Rarely a week goes by without news media using an anniversary peg for stories and this week is no different. The Jonestown massacre,
a mass poisoning of over 900 members of Peoples Temple, occurred 30 years ago this Tuesday. Tim Reiterman, a reporter who has covered the story since the beginning, talks about revisiting it every five years.
Artist: Wolf Parade
BOB GARFIELD: Some stories come and go in a news cycle, some linger forever, and some reemerge periodically, like the bloom of the Titan Arum plant or the census. Tuesday marked the 30th anniversary of the Jonestown massacre, the orchestrated death of more than 900 members of the Peoples Temple, a cult led by Jim Jones.
Also killed that day was California Congressman Leo Ryan, who had gone to Jonestown, Guyana, on a fact finding mission. Tim Reiterman, then a reporter for The San Francisco Examiner, went with Ryan and was shot twice in the ambush that left Ryan dead.
Reiterman has written for the 10th, 20th, 25th and now 30th anniversaries of the massacre, trying to correct public misconceptions of the killings as he recalls that horrible day. TIM REITERMAN: Those of us covering the congressman’s trip, left in a Temple dump truck for a nearby airstrip. When we arrived and began boarding two small planes, a tractor and trailer full of Temple gunmen pulled up and they leapt out, began firing at us.
As I took cover behind one of the plane’s wheels, I was wounded, but fortunately was able to jump up and run into the nearby jungle. When I came out minutes later, I found that the congressman and three of my fellow newsmen had been killed. BOB GARFIELD: Now, this is one of those stories that captures the world’s attention and horror, and then it just eventually kind of fades away. How odd is it for you to, at least as far as Jonestown is concerned, disappear off the face of the earth for five year cycles and then return like a cicada to retell the story? TIM REITERMAN: Well, I have never been a big fan of anniversary stories. In this case, I think the event was important enough that at least the 10 year cycles were suitable. As time has gone on, it’s become more difficult, in part because you have to put the survivors through this ordeal of reliving the events again and again.

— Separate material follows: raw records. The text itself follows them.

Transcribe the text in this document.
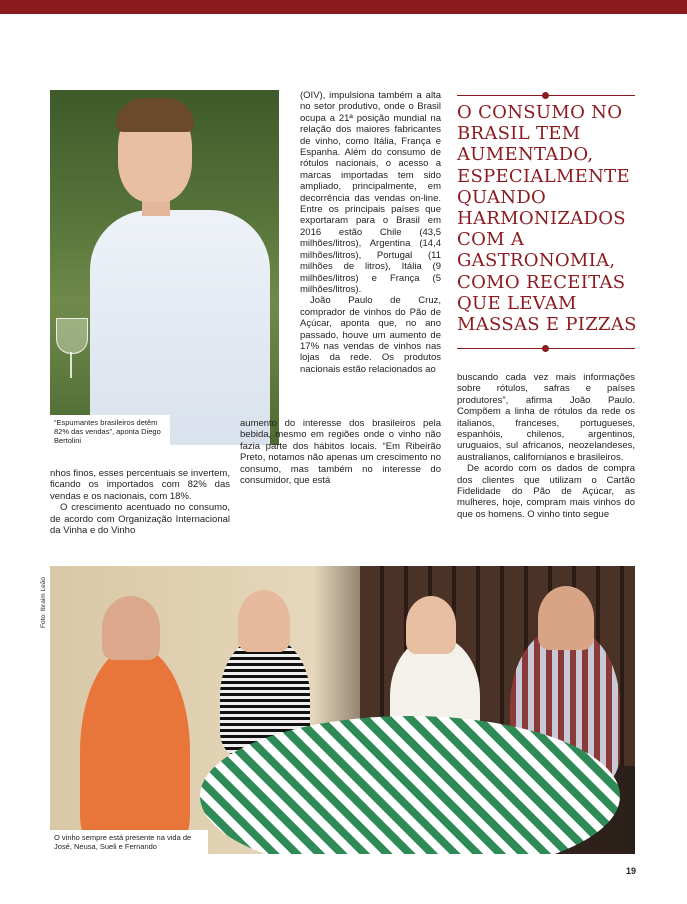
“Espumantes brasileiros detêm 82% das vendas”, aponta Diego Bertolini

(OIV), impulsiona também a alta no setor produtivo, onde o Brasil ocupa a 21ª posição mundial na relação dos maiores fabricantes de vinho, como Itália, França e Espanha. Além do consumo de rótulos nacionais, o acesso a marcas importadas tem sido ampliado, principalmente, em decorrência das vendas on-line. Entre os principais países que exportaram para o Brasil em 2016 estão Chile (43,5 milhões/litros), Argentina (14,4 milhões/litros), Portugal (11 milhões de litros), Itália (9 milhões/litros) e França (5 milhões/litros).

João Paulo de Cruz, comprador de vinhos do Pão de Açúcar, aponta que, no ano passado, houve um aumento de 17% nas vendas de vinhos nas lojas da rede. Os produtos nacionais estão relacionados ao

aumento do interesse dos brasileiros pela bebida, mesmo em regiões onde o vinho não fazia parte dos hábitos locais. “Em Ribeirão Preto, notamos não apenas um crescimento no consumo, mas também no interesse do consumidor, que está

nhos finos, esses percentuais se invertem, ficando os importados com 82% das vendas e os nacionais, com 18%.

O crescimento acentuado no consumo, de acordo com Organização Internacional da Vinha e do Vinho

O CONSUMO NO BRASIL TEM AUMENTADO, ESPECIALMENTE QUANDO HARMONIZADOS COM A GASTRONOMIA, COMO RECEITAS QUE LEVAM MASSAS E PIZZAS

buscando cada vez mais informações sobre rótulos, safras e países produtores”, afirma João Paulo. Compõem a linha de rótulos da rede os italianos, franceses, portugueses, espanhóis, chilenos, argentinos, uruguaios, sul africanos, neozelandeses, australianos, californianos e brasileiros.

De acordo com os dados de compra dos clientes que utilizam o Cartão Fidelidade do Pão de Açúcar, as mulheres, hoje, compram mais vinhos do que os homens. O vinho tinto segue

Foto: Ibraim Leão
O vinho sempre está presente na vida de José, Neusa, Sueli e Fernando
19
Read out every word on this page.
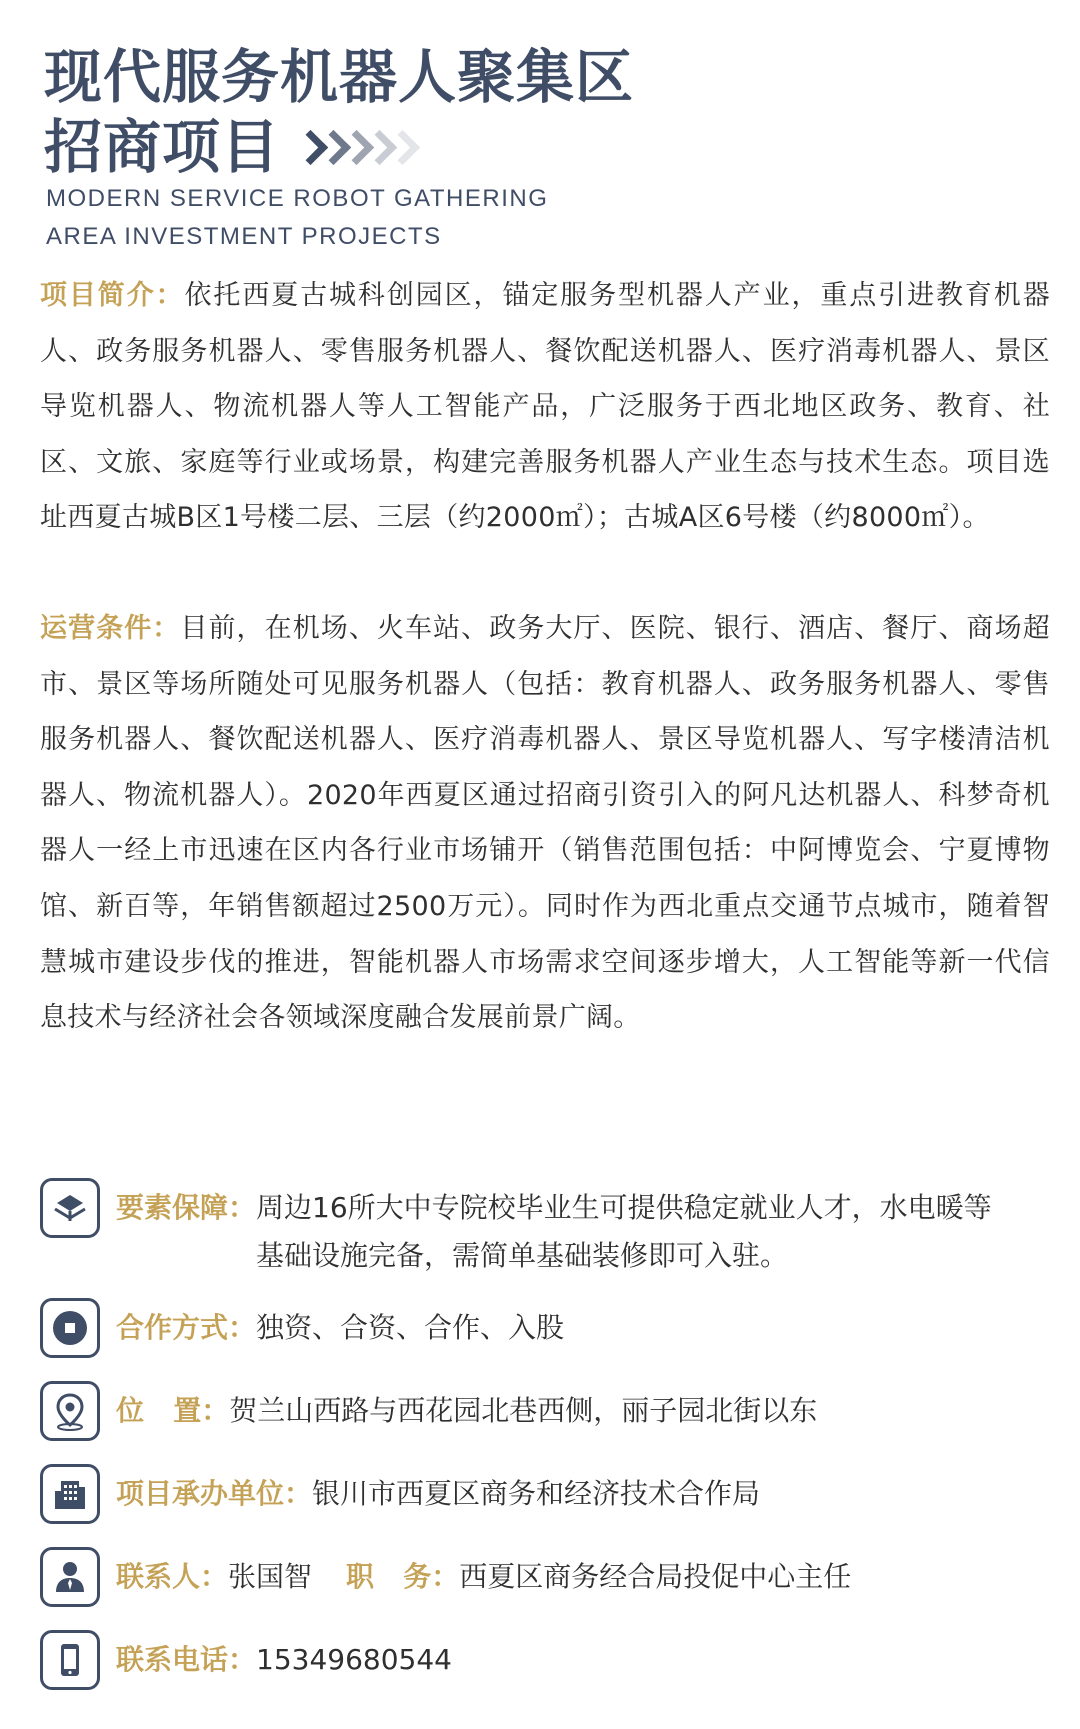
现代服务机器人聚集区
招商项目

MODERN SERVICE ROBOT GATHERING
AREA INVESTMENT PROJECTS

项目简介：依托西夏古城科创园区，锚定服务型机器人产业，重点引进教育机器人、政务服务机器人、零售服务机器人、餐饮配送机器人、医疗消毒机器人、景区导览机器人、物流机器人等人工智能产品，广泛服务于西北地区政务、教育、社区、文旅、家庭等行业或场景，构建完善服务机器人产业生态与技术生态。项目选址西夏古城B区1号楼二层、三层（约2000㎡）；古城A区6号楼（约8000㎡）。

运营条件：目前，在机场、火车站、政务大厅、医院、银行、酒店、餐厅、商场超市、景区等场所随处可见服务机器人（包括：教育机器人、政务服务机器人、零售服务机器人、餐饮配送机器人、医疗消毒机器人、景区导览机器人、写字楼清洁机器人、物流机器人）。2020年西夏区通过招商引资引入的阿凡达机器人、科梦奇机器人一经上市迅速在区内各行业市场铺开（销售范围包括：中阿博览会、宁夏博物馆、新百等，年销售额超过2500万元）。同时作为西北重点交通节点城市，随着智慧城市建设步伐的推进，智能机器人市场需求空间逐步增大，人工智能等新一代信息技术与经济社会各领域深度融合发展前景广阔。

要素保障： 周边16所大中专院校毕业生可提供稳定就业人才，水电暖等基础设施完备，需简单基础装修即可入驻。
合作方式：独资、合资、合作、入股
位   置：贺兰山西路与西花园北巷西侧，丽子园北街以东
项目承办单位：银川市西夏区商务和经济技术合作局
联系人：张国智 职   务：西夏区商务经合局投促中心主任
联系电话：15349680544
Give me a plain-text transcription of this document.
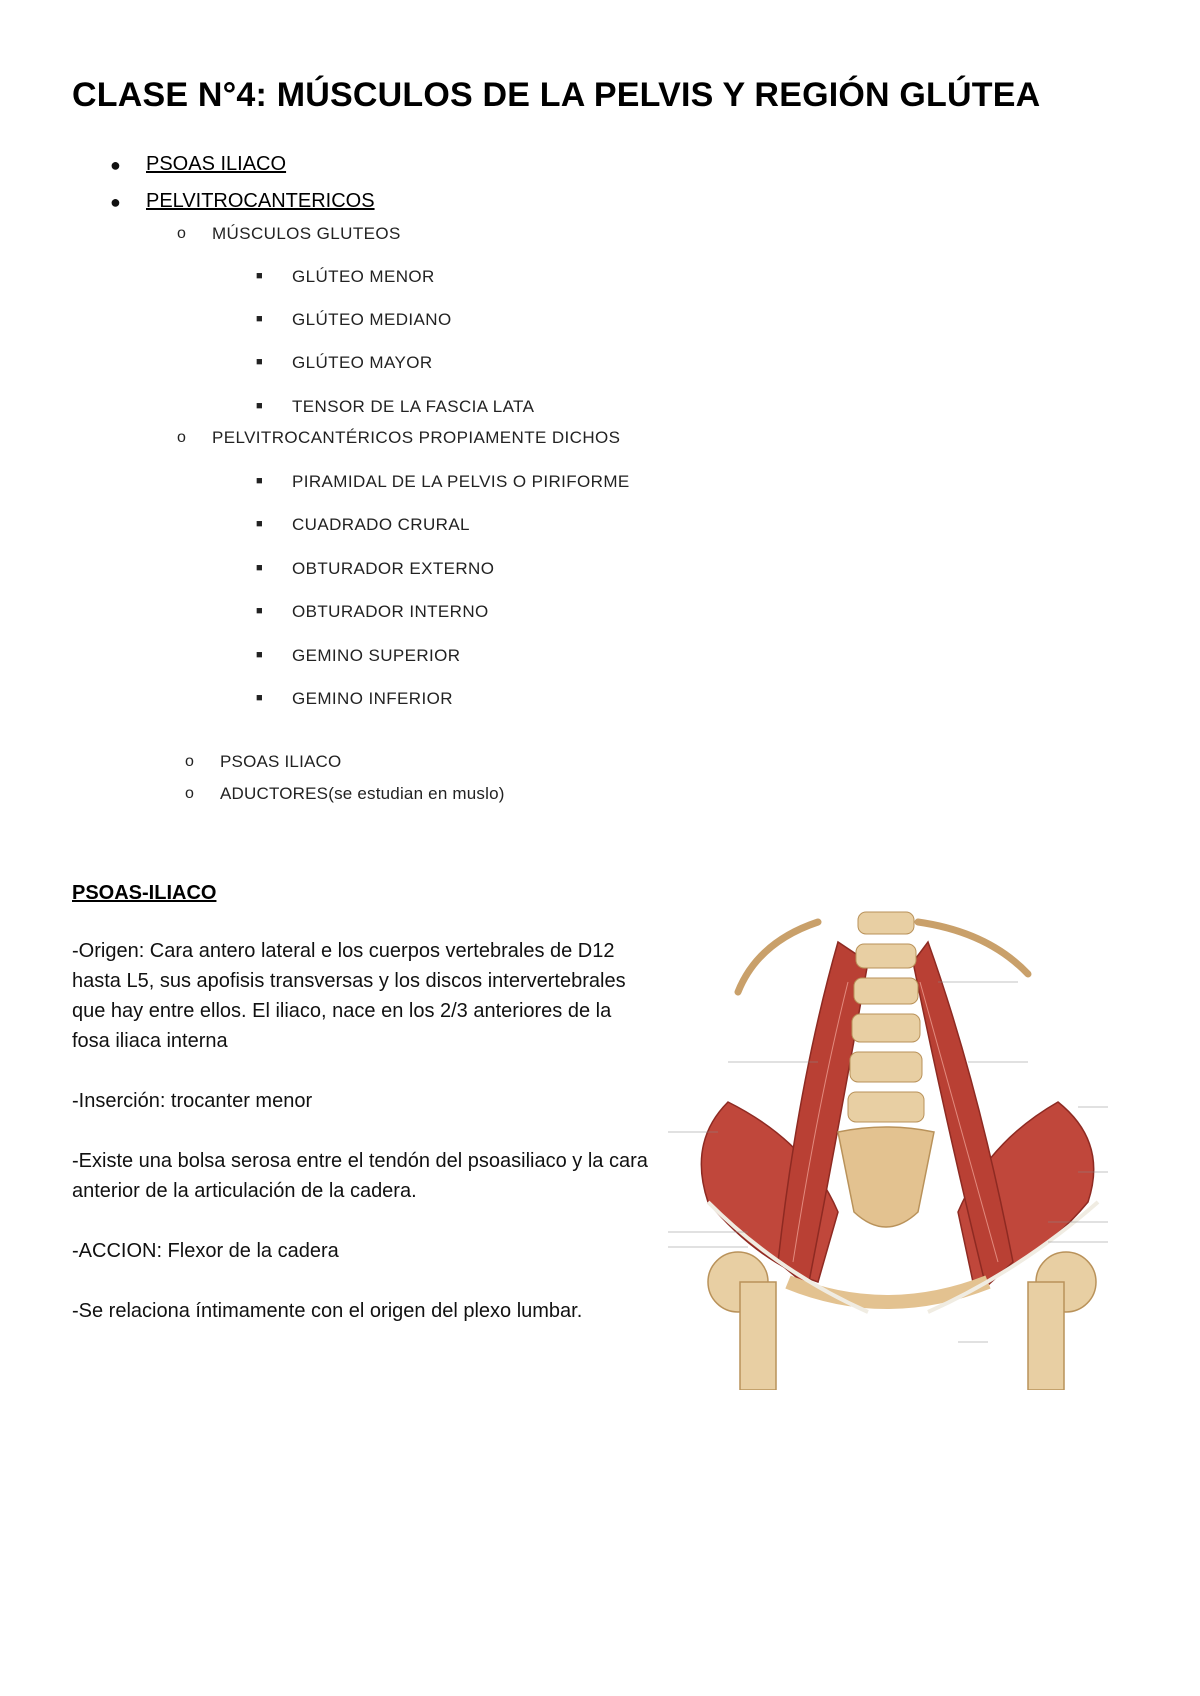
CLASE N°4: MÚSCULOS DE LA PELVIS Y REGIÓN GLÚTEA
● PSOAS ILIACO
● PELVITROCANTERICOS
o MÚSCULOS GLUTEOS
■ GLÚTEO MENOR
■ GLÚTEO MEDIANO
■ GLÚTEO MAYOR
■ TENSOR DE LA FASCIA LATA
o PELVITROCANTÉRICOS PROPIAMENTE DICHOS
■ PIRAMIDAL DE LA PELVIS O PIRIFORME
■ CUADRADO CRURAL
■ OBTURADOR EXTERNO
■ OBTURADOR INTERNO
■ GEMINO SUPERIOR
■ GEMINO INFERIOR
o PSOAS ILIACO
o ADUCTORES(se estudian en muslo)
PSOAS-ILIACO

-Origen: Cara antero lateral e los cuerpos vertebrales de D12 hasta L5, sus apofisis transversas y los discos intervertebrales que hay entre ellos. El iliaco, nace en los 2/3 anteriores de la fosa iliaca interna

-Inserción: trocanter menor

-Existe una bolsa serosa entre el tendón del psoasiliaco y la cara anterior de la articulación de la cadera.

-ACCION: Flexor de la cadera

-Se relaciona íntimamente con el origen del plexo lumbar.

But, on the other hand, I believe it’s important to continue to write about Jonestown because the world still is operating under a number of misconceptions. One of them is that the people were simply robotic cultists, and there’s no recognition of the fact that they were mostly ordinary people from all walks of life who joined for the best of motives. They wanted to help their fellow man.
And many people still don't understand that what happened in Jonestown was not a clean-cut, voluntary ritual led by Jim Jones. It was really a mass murder that he orchestrated. BOB GARFIELD: As a reporter, putting aside what you personally experienced, to have to go back into some of these horrifying memories, what do you face opening up those wounds for others who maybe aren't that interested in going through this? TIM REITERMAN: Particularly this year, as I was working on my 30th anniversary piece for The Associated Press, I ran into people with whom I had spoken before who didn't want to be interviewed yet again. And I ran into, more often, a number who said, this is the last time I'm going to be interviewed. BOB GARFIELD: While memories of Jonestown may fade over now, three decades, it has found its way into the popular lexicon because of one particular phrase. How do you react when you hear people use the expression, quite blithely, “They drank the Kool Aid?” TIM REITERMAN: Well, I find that offensive to the victims as well as to the survivors because it’s come to mean unthinking loyalty, something less than human. What happened in Jonestown was Jones. When he started this ritual, he surrounded that community with armed guards with crossbows, and when he ordered that potion to come forward, he ordered the children to go first.
By doing that, he sealed everyone’s fate because the parents and other elders would have no reason to live once the young ones died. That was the diabolical final step in what really was mass murder. BOB GARFIELD: Tim, thank you for joining us. TIM REITERMAN: Thank you very much. BOB GARFIELD: Tim Reiterman is The Associated Press’ Northern California news editor. His book, Raven: The Untold Story of the Reverend Jim Jones and His People, was just released in paperback.